Limitations & Future Work

  • VeriTaS depends on the continuous accessibility of ClaimReview, Data Commons, Google Fact Check Tools, and professional fact-checking organizations; changes in platform policies could affect dynamic updates.
  • While verified, rectified Intact claims may still carry LLM rewriting styles, which future models might exploit as style shortcuts.
  • Cross-lingual de-duplication is not yet exhaustive; the same factual event may enter the data in multiple languages, though this reflects real dissemination patterns.
  • Currently covers text, images, and videos; if audio-only misinformation increases, the pipeline will need expansion for audio transcription, voice spoofing detection, and context judgment.
  • The benchmark evaluates verdict scores but not the quality of evidence submitted by the model. Future work could include evaluations for evidence retrieval, justification factuality, and evidence sufficiency.

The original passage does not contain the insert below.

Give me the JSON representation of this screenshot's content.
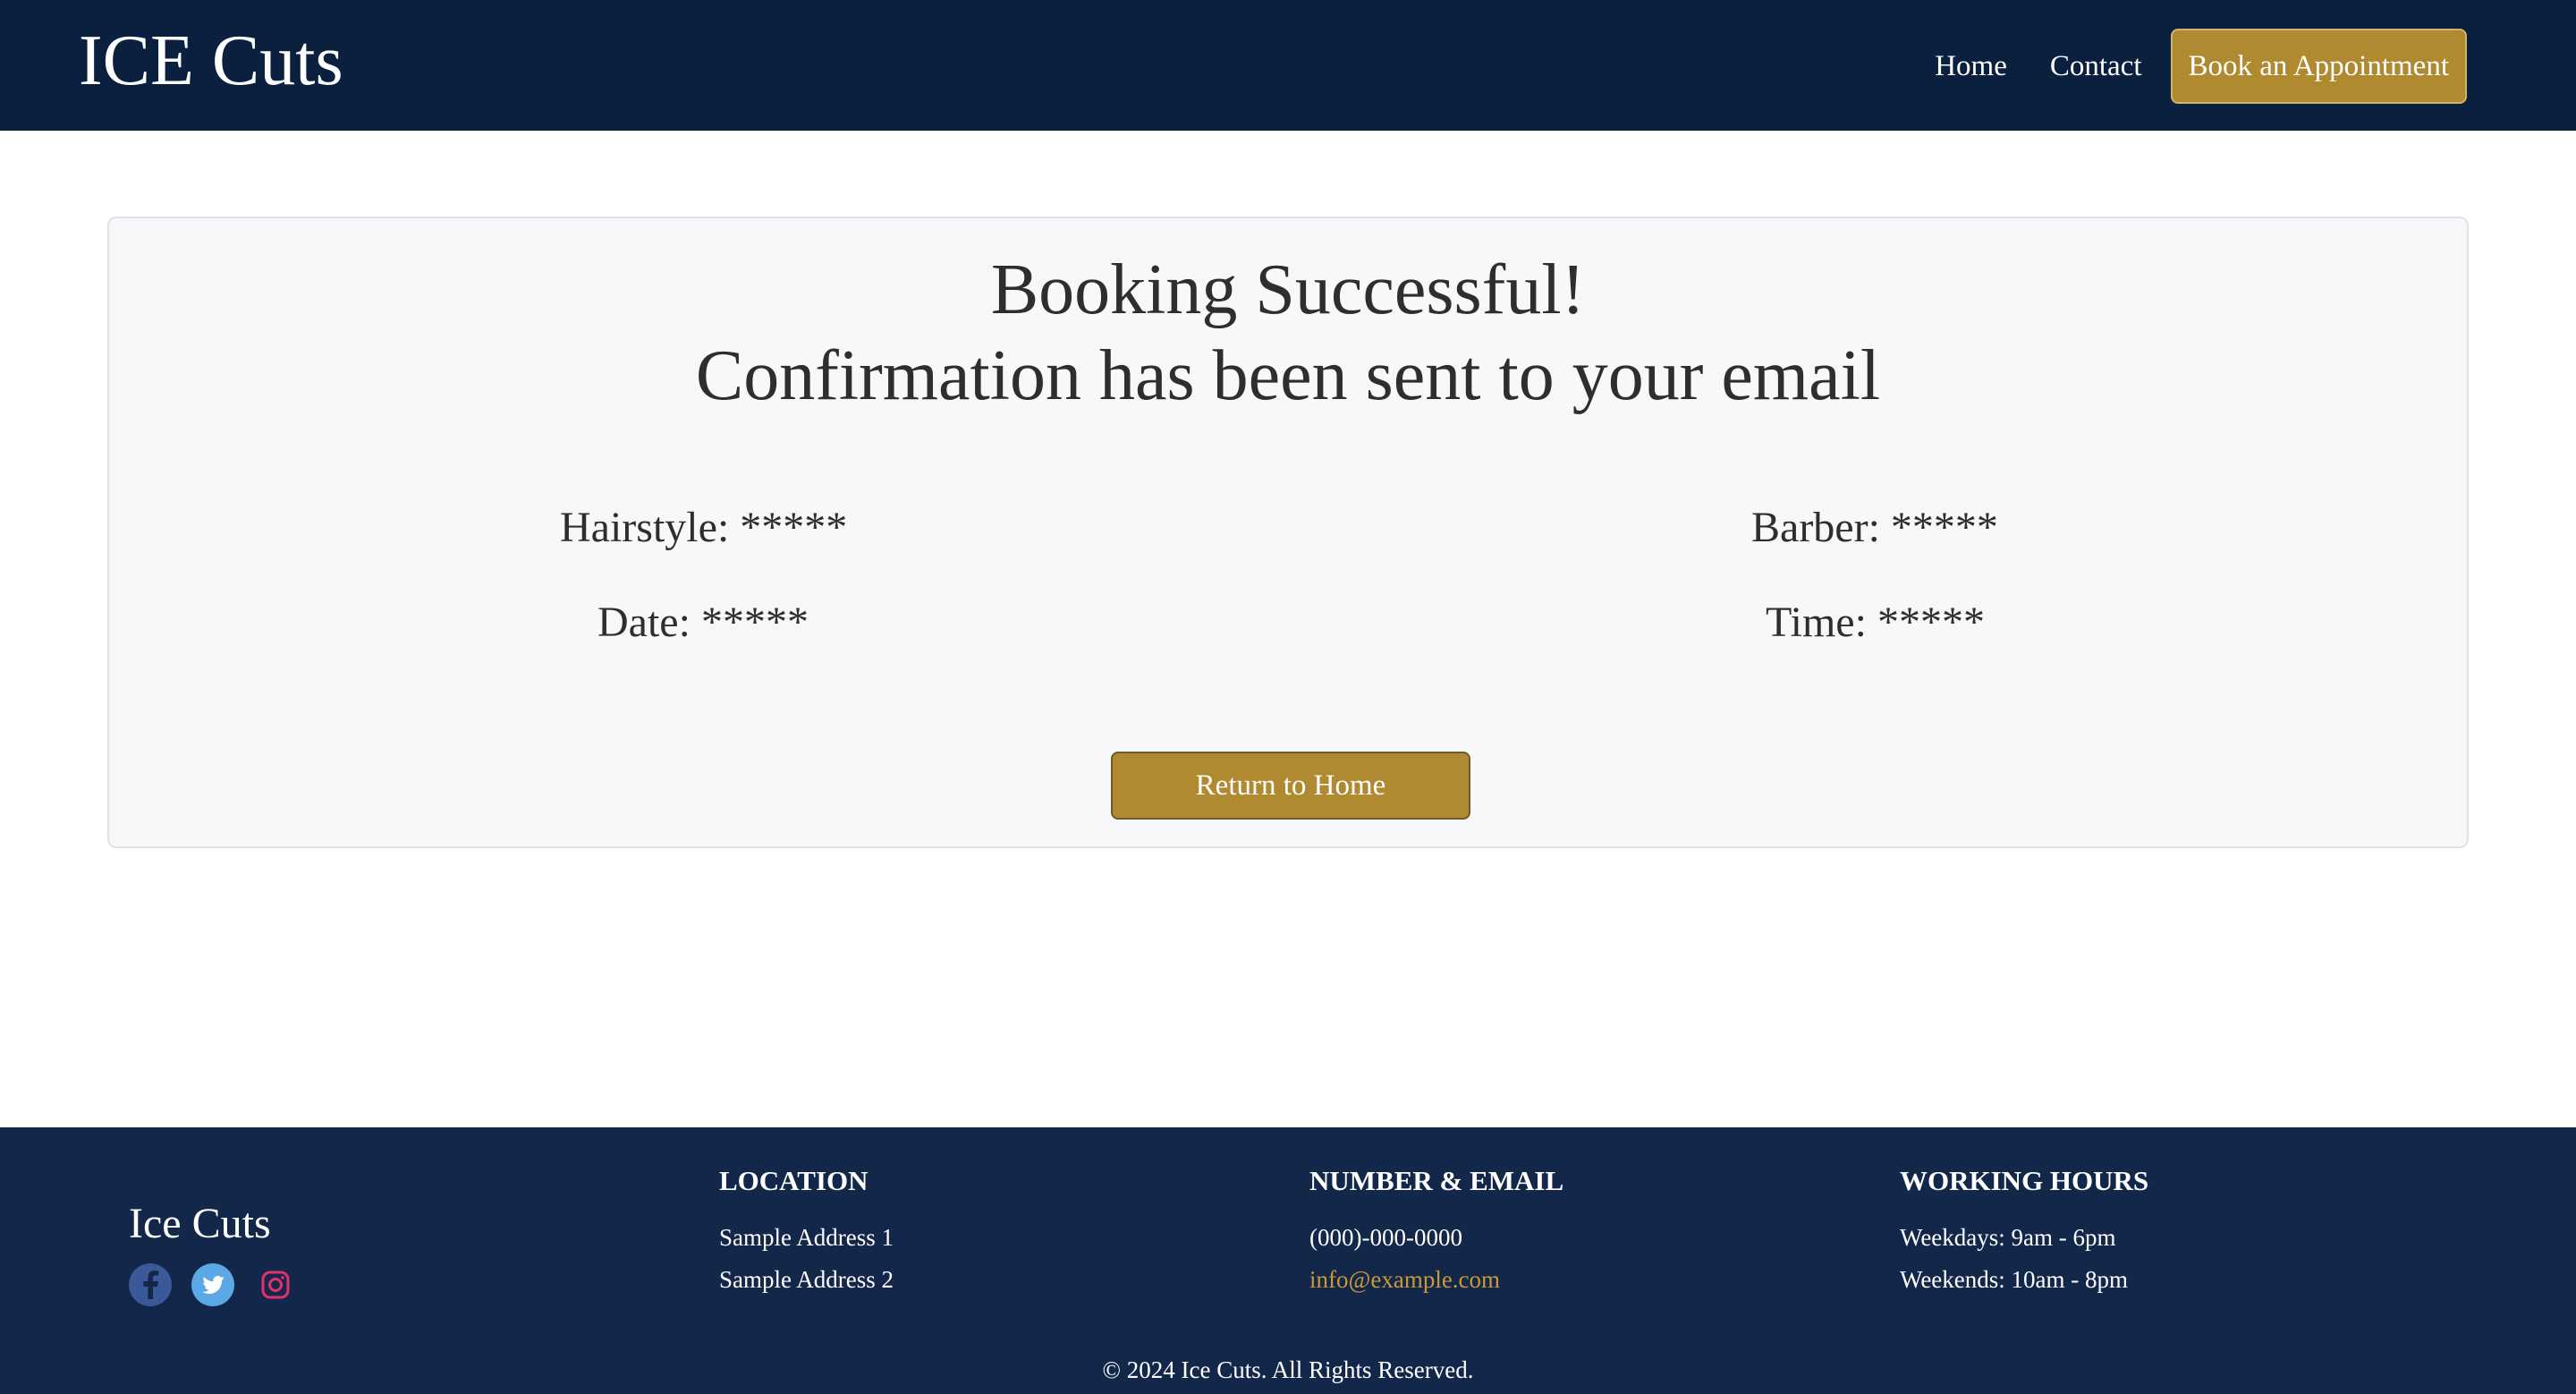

  • vs. Static AFC Benchmarks: Traditional benchmarks are usually one-off releases, good for horizontal comparison but prone to pre-training contamination. VeriTaS centers the evaluation on "newly emerging claims" via quarterly updates.
  • vs. Synthetic Misinformation Datasets: Purely synthetic claims are controllable but lack realism; VeriTaS claims originate from real fact-checking articles, and rectified samples are constrained by evidence grounding.

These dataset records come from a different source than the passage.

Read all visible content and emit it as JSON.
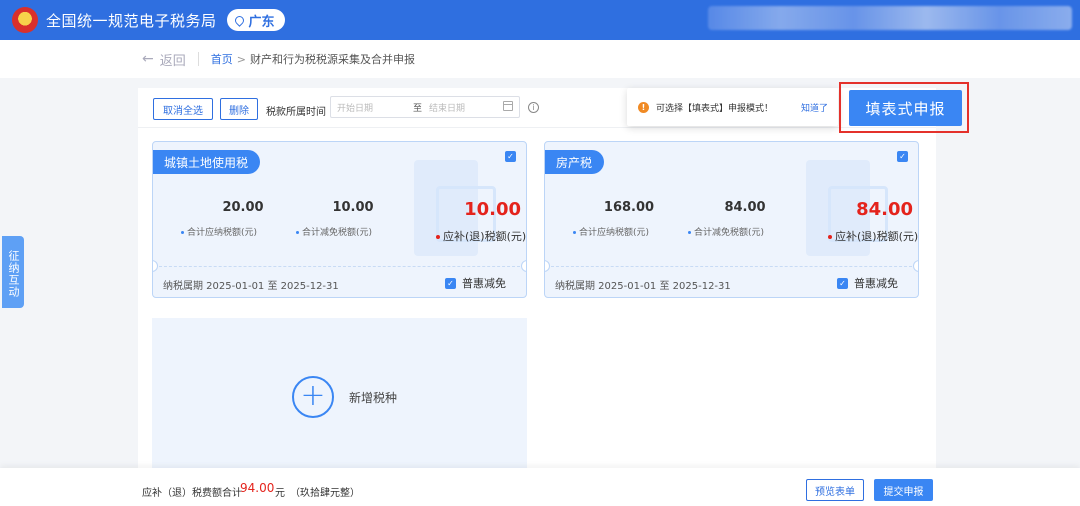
{
  "header": {
    "title": "全国统一规范电子税务局",
    "region": "广东"
  },
  "breadcrumb": {
    "back_label": "返回",
    "home": "首页",
    "separator": ">",
    "current": "财产和行为税税源采集及合并申报"
  },
  "side_tab": {
    "label": "征纳互动"
  },
  "toolbar": {
    "deselect_all": "取消全选",
    "delete": "删除",
    "period_label": "税款所属时间",
    "start_placeholder": "开始日期",
    "range_sep": "至",
    "end_placeholder": "结束日期"
  },
  "tooltip": {
    "text": "可选择【填表式】申报模式！",
    "ok": "知道了"
  },
  "form_button": "填表式申报",
  "cards": [
    {
      "name": "城镇土地使用税",
      "payable_value": "20.00",
      "payable_label": "合计应纳税额(元)",
      "relief_value": "10.00",
      "relief_label": "合计减免税额(元)",
      "net_value": "10.00",
      "net_label": "应补(退)税额(元)",
      "period": "纳税属期 2025-01-01 至 2025-12-31",
      "relief_checkbox": "普惠减免"
    },
    {
      "name": "房产税",
      "payable_value": "168.00",
      "payable_label": "合计应纳税额(元)",
      "relief_value": "84.00",
      "relief_label": "合计减免税额(元)",
      "net_value": "84.00",
      "net_label": "应补(退)税额(元)",
      "period": "纳税属期 2025-01-01 至 2025-12-31",
      "relief_checkbox": "普惠减免"
    }
  ],
  "add_tax": {
    "label": "新增税种"
  },
  "footer": {
    "total_label": "应补（退）税费额合计",
    "total_amount": "94.00",
    "unit": "元",
    "amount_words": "（玖拾肆元整）",
    "preview": "预览表单",
    "submit": "提交申报"
  },
  "colors": {
    "primary": "#2f6fe0",
    "button_blue": "#3a86f3",
    "amount_red": "#e4231c",
    "highlight_frame": "#e4312b",
    "tip_orange": "#f08a24"
  },
  "icons": {
    "region": "location-pin-icon",
    "tooltip": "exclamation-icon",
    "info": "info-icon",
    "calendar": "calendar-icon",
    "add": "plus-icon",
    "checkbox": "checkbox-checked-icon"
  }
}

  • vs. Single-Label Binary Classification: Single-label tasks are easy to evaluate but have low explanatory power; VeriTaS breaks down media authenticity, context, text veracity, and coverage, aligning more closely with professional workflows.

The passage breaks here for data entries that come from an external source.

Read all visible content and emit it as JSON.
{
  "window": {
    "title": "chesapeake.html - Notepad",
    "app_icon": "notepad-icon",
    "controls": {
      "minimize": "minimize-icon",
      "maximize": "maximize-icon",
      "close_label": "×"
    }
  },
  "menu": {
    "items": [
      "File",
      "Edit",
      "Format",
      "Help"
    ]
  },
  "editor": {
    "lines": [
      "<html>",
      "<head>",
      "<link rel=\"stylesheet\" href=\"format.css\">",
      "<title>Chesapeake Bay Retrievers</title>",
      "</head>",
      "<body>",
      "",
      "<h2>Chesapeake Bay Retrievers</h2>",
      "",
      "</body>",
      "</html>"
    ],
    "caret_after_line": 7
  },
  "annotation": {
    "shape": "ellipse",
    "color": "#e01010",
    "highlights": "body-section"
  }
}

  • Insight for Future Work: Any benchmark targeting real-world, long-cycle cycles should explicitly record sample timestamps, knowledge cutoffs, and tool-available evidence times; otherwise, model capability and memory capability will be conflated.

Rating

  • Novelty: ⭐⭐⭐⭐⭐ The combination of dynamic, multimodal, and multilingual AFC benchmarks with continuous Integrity scoring is highly complete.
  • Experimental Thoroughness: ⭐⭐⭐⭐⭐ Data statistics, human verification, latest-quarter baselines, and longitudinal cutoff analyses are robust.
  • Writing Quality: ⭐⭐⭐⭐ The structure is clear, but the data construction phase is information-dense, requiring cross-referencing between the main text and appendix.
  • Value: ⭐⭐⭐⭐⭐ Highly valuable for fact-checking evaluation, tool-augmented VLM evaluation, and time-sequenced leakage-proof benchmarks.